NAN recalls that Some South Africans accused immigrants of taking jobs and opportunities away from them which resulted in attacks that saw some foreigner in South Africa killed and property destroyed.
The violence followed reported comments by Zulu King Goodwill Zwelithini, an influential figure among the Zulu ethnic group, that foreigners should pack their bags and leave.
While acknowledging that the South African government had done a lot of work to curb the xenophobia, Anyene said that, “more still needed to be done”.
The President maintained that xenophobia still remained a huge challenge in South Africa and a major concern to Africans.
According to him, there seems to be institutionalised xenophobia in South Africa where Nigerian professionals and students are discriminated against and victimised simply because they are non indigenes.
He expressed sadness that Nigerians in South Africa have for some time now been unduly harassed or killed.
“For some years now, a lot of Nigerians in South Africa have been victims of assassination by unknown people and rogue officers of the South African Police Service.”

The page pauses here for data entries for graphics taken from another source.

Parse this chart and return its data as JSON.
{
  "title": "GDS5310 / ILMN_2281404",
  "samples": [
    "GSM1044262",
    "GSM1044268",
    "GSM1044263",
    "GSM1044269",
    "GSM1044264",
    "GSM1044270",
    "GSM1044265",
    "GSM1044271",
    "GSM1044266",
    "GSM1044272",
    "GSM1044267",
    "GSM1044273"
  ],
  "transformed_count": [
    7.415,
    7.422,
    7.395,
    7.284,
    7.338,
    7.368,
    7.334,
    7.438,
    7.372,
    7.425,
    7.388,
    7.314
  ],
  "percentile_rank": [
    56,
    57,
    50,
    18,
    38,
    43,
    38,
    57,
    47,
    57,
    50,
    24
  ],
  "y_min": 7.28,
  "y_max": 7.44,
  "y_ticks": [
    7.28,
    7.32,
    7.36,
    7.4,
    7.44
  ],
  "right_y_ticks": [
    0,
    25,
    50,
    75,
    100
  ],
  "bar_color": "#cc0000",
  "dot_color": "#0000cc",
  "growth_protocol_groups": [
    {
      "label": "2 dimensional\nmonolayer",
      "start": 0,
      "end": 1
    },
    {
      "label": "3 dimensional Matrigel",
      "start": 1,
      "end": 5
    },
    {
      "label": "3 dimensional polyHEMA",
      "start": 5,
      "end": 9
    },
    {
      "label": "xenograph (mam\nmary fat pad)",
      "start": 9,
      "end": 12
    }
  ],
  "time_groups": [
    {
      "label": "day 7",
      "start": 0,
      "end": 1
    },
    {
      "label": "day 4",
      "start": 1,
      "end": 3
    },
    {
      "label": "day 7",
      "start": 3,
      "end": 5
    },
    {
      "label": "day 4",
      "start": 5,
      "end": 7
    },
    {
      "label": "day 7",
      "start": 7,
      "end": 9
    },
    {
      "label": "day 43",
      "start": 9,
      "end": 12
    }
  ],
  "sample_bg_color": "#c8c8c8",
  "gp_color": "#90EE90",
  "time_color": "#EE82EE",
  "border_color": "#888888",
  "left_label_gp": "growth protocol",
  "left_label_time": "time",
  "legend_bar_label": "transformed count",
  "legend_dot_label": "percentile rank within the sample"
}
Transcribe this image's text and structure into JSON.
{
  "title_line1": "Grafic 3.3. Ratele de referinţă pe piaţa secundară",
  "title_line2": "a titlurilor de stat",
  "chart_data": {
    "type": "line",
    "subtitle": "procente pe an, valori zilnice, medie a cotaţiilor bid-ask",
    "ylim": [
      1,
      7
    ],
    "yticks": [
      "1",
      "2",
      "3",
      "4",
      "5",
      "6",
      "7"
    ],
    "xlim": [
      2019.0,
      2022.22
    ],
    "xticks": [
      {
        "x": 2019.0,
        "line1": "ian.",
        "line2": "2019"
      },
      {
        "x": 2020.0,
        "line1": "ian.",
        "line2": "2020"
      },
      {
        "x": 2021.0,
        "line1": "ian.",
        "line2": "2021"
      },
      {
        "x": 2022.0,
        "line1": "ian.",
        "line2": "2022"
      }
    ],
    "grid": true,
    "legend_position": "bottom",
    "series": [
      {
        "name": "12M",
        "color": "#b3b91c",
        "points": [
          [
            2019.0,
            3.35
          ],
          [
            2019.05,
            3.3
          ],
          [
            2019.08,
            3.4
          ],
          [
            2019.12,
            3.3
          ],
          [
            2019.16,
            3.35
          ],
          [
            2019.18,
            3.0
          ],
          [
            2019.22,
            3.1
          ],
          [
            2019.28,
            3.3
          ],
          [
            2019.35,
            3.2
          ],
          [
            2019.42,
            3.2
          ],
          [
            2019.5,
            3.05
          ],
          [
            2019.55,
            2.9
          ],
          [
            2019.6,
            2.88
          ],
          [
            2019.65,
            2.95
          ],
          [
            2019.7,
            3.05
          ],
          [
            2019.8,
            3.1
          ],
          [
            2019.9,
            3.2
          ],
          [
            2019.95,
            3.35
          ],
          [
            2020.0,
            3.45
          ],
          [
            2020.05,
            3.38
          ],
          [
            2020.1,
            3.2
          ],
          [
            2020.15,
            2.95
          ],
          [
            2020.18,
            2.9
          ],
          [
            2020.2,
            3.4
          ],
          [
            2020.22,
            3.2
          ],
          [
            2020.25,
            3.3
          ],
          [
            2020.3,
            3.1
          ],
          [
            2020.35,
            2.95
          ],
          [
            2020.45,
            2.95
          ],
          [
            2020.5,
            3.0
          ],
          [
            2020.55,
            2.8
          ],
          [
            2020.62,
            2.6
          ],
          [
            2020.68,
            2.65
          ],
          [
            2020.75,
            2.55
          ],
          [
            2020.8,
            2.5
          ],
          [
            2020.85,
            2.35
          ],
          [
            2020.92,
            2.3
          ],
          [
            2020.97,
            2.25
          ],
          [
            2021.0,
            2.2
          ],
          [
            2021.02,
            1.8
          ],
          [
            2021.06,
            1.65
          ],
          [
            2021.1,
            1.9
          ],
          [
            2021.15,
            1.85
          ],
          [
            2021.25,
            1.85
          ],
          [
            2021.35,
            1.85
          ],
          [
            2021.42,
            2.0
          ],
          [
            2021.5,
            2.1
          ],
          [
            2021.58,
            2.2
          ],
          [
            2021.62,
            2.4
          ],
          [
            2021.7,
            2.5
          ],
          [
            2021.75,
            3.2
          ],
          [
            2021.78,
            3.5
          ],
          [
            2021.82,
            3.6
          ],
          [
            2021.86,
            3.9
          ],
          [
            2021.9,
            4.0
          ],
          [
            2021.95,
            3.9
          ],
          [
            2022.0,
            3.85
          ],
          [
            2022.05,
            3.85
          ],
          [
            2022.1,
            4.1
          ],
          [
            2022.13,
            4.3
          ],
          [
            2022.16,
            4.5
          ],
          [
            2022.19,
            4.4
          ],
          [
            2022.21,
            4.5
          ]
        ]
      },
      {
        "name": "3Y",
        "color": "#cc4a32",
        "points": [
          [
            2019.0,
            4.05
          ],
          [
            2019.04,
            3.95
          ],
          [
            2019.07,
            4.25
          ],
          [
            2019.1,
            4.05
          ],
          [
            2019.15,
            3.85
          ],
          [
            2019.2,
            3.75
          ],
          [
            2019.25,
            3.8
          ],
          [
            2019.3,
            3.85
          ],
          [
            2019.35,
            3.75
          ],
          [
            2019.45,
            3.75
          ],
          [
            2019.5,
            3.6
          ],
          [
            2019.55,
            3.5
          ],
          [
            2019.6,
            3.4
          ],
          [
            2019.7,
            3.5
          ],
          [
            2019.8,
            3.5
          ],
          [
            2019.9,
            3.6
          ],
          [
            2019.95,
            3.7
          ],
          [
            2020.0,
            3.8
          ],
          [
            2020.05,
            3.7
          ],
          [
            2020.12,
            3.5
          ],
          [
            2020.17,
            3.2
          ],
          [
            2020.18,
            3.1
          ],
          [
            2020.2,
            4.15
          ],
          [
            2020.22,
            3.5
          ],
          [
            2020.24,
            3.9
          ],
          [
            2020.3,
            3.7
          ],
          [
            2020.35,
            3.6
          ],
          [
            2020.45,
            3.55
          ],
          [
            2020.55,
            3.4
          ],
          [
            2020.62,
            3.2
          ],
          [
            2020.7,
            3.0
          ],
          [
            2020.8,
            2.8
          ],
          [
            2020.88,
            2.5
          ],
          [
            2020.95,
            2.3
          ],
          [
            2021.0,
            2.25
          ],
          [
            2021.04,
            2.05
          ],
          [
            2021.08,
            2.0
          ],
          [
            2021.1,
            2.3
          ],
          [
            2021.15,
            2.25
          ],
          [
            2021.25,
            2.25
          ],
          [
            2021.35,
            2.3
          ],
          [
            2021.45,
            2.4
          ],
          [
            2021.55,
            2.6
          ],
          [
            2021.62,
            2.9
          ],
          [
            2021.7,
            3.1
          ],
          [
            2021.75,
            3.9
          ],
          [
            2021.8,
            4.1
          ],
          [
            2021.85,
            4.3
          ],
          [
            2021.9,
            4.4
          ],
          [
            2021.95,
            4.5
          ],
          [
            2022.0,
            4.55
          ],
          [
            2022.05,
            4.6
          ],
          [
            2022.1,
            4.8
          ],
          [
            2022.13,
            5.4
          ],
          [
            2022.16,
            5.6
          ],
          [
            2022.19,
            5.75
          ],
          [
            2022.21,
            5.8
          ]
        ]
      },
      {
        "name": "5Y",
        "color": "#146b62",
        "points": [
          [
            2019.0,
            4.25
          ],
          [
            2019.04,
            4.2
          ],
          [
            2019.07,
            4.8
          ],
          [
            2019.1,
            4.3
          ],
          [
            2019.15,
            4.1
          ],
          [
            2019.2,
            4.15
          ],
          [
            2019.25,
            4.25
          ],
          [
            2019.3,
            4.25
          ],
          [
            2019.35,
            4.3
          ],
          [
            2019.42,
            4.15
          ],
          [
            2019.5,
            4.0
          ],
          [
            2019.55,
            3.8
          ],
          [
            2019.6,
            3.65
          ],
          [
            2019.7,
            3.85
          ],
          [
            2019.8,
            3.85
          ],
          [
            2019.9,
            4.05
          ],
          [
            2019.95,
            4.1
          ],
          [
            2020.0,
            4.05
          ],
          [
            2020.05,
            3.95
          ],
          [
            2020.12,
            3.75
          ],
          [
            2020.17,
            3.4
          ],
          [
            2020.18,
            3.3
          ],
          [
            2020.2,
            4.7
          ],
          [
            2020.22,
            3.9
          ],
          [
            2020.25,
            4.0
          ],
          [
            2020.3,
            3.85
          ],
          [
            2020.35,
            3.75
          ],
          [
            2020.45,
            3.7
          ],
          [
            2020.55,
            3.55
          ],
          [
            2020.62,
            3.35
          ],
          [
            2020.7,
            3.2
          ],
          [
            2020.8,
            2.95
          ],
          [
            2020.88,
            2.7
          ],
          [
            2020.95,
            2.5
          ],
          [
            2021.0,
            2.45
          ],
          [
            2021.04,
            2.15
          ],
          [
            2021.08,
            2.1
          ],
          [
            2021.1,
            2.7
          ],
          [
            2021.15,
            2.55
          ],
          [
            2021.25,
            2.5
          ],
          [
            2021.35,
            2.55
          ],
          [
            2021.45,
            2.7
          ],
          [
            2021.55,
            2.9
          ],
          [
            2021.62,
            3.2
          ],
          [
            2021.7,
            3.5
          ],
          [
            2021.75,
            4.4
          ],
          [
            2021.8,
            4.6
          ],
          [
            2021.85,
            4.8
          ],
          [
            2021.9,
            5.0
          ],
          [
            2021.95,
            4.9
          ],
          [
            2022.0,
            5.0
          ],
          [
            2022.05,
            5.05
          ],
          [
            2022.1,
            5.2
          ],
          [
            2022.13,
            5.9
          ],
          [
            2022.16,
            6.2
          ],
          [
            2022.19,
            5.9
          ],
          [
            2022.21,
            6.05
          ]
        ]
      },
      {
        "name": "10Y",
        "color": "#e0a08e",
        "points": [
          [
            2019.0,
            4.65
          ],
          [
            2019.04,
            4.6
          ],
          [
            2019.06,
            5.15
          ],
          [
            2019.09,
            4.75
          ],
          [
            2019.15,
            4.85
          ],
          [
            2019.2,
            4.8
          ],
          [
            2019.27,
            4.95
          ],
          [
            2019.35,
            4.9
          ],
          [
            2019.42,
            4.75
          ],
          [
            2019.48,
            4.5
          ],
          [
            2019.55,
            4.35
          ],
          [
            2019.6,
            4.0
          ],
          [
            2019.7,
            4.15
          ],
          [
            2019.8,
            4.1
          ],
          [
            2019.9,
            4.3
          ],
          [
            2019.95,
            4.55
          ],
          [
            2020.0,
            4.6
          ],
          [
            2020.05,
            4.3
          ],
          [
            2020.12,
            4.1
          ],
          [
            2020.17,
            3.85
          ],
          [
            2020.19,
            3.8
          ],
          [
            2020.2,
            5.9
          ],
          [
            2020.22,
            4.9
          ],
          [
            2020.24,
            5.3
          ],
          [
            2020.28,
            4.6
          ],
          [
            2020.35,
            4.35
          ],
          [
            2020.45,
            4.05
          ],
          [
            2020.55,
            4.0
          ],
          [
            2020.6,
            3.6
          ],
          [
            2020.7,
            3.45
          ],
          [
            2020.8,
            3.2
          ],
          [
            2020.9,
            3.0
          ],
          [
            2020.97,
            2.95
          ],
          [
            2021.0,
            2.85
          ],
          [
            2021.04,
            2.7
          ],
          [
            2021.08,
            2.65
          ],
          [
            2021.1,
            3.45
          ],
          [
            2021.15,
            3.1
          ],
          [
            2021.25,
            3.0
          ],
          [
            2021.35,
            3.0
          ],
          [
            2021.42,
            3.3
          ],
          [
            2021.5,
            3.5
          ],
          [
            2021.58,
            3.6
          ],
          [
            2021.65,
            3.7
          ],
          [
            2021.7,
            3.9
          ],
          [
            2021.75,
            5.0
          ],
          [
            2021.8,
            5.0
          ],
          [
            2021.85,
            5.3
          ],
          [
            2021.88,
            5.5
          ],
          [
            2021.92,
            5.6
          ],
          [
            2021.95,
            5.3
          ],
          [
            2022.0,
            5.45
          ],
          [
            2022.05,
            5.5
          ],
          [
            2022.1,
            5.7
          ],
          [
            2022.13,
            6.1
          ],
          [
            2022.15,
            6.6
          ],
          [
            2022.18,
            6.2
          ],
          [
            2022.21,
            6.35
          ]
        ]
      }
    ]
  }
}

“Most of the cases have not been solved and nobody has been arrested in majority of the cases, even as many of them were reported to the police with official case numbers,'' he said.
Speaking further, “this is strange in a country where the police force is efficient and the rate of successful prosecution is high up to 92.2 per cent in 2014/15.”
“We implore the minister to demand from the highest level of South African authorities to set up a panel to investigate our claims and address our concerns,” Anyene said.